The Case of The Met: Live in HD - Text 2
In 2006, the Metropolitan Opera inaugurated The Met: Live in HD, a series of opera transmissions captured by a high-definition multiple-camera set-up and disseminated simultaneously in movie theatres and then in pre-recorded form via various media and platforms. The initiative was an immediate success: after six transmissions were offered the first season, ten were included in the annual program in 2014-15, with twelve operas annually the following years.
After slight editing to minimize the unexpected things that arise in live filming, the capturing is marketed on several platforms and media: it is disseminated simultaneously in movie theatres initially (the Encores); then online on the Met Opera on Demand platform; on television, on the Public Broadcasting System (PBS), which presents the series Great Performances at the Met, and on various networks around the world.[1]; as well as on DVD[2].

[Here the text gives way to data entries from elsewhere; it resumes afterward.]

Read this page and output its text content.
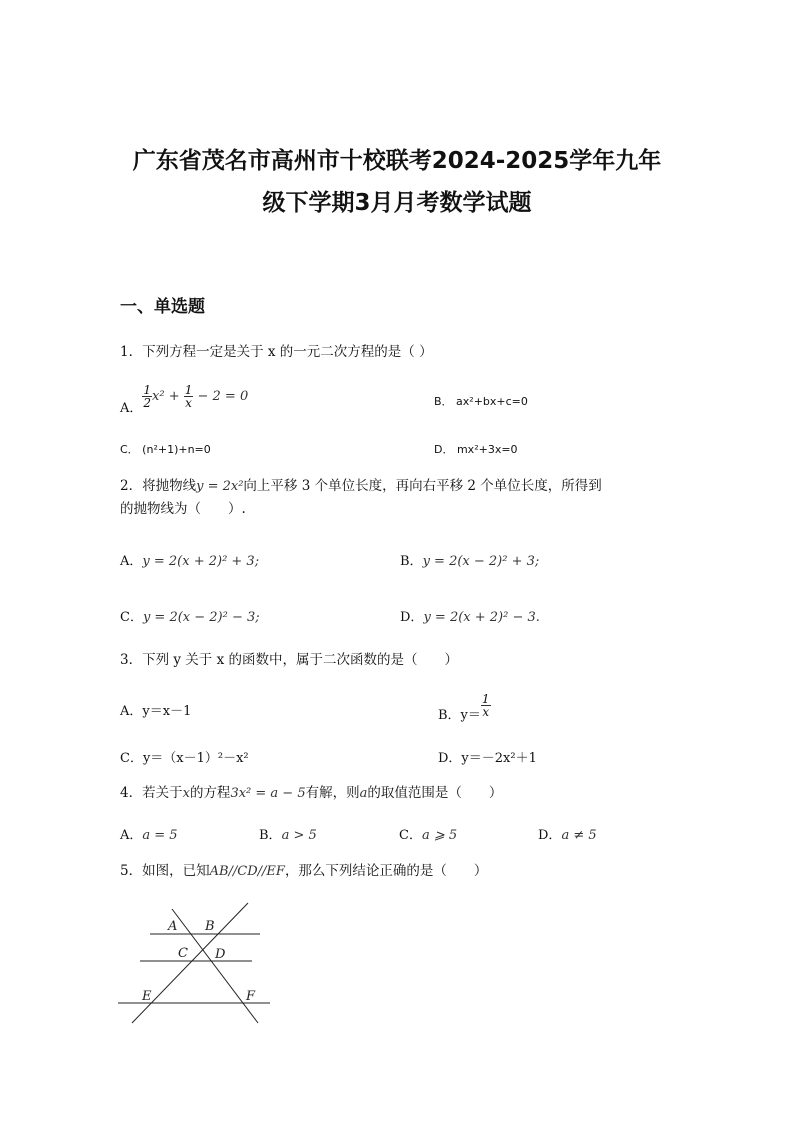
广东省茂名市高州市十校联考2024-2025学年九年
级下学期3月月考数学试题
一、单选题
1．下列方程一定是关于 x 的一元二次方程的是（ ）
A． $\frac{1}{2} x^2 + \frac{1}{x} - 2 = 0$	B． ax²+bx+c=0
C． (n²+1)+n=0	D． mx²+3x=0
2．将抛物线y = 2x²向上平移 3 个单位长度，再向右平移 2 个单位长度，所得到
的抛物线为（　　）.
A．y = 2(x + 2)² + 3;	B．y = 2(x − 2)² + 3;
C．y = 2(x − 2)² − 3;	D．y = 2(x + 2)² − 3.
3．下列 y 关于 x 的函数中，属于二次函数的是（　　）
A．y＝x－1	B．$y= \frac{1}{x}$
C．y＝（x－1）²－x²	D．y＝－2x²＋1
4．若关于x的方程3x² = a − 5有解，则a的取值范围是（　　）
A．a = 5	B．a > 5	C．a ⩾ 5	D．a ≠ 5
5．如图，已知AB//CD//EF，那么下列结论正确的是（　　）
A B
C D
E	F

In 2019, the Met was seen in more than 2,200 movie theatres, only half of which were in the United States, and in seventy-three countries on six continents. One hundred and thirty Met operas have been transmitted live, generating the sale of nineteen million tickets and gross revenue of more than 400 million dollars. “Each season, the Met stages more than 200 opera performances in New York. More than 800,000 people attend the performances in the opera house during the season, and millions more experience the Met through new media distribution initiatives and state-of-the-art technology.”[3] A single live transmission in movie theatres attracts 240,000 to 250,000 viewers and generates revenue of two and a half million dollars. The work is then distributed in pre-recorded form in and on a variety of venues and media platforms (movie theatres, television, VOD, Encore). According to Peter Gelb, a single The Met: Live in HD transmission generates net revenue of seventeen to eighteen million dollars annually; Peter Gelb remarks that this is “not a cure-all but helps in addition to box office revenue and fund-raising.”[4]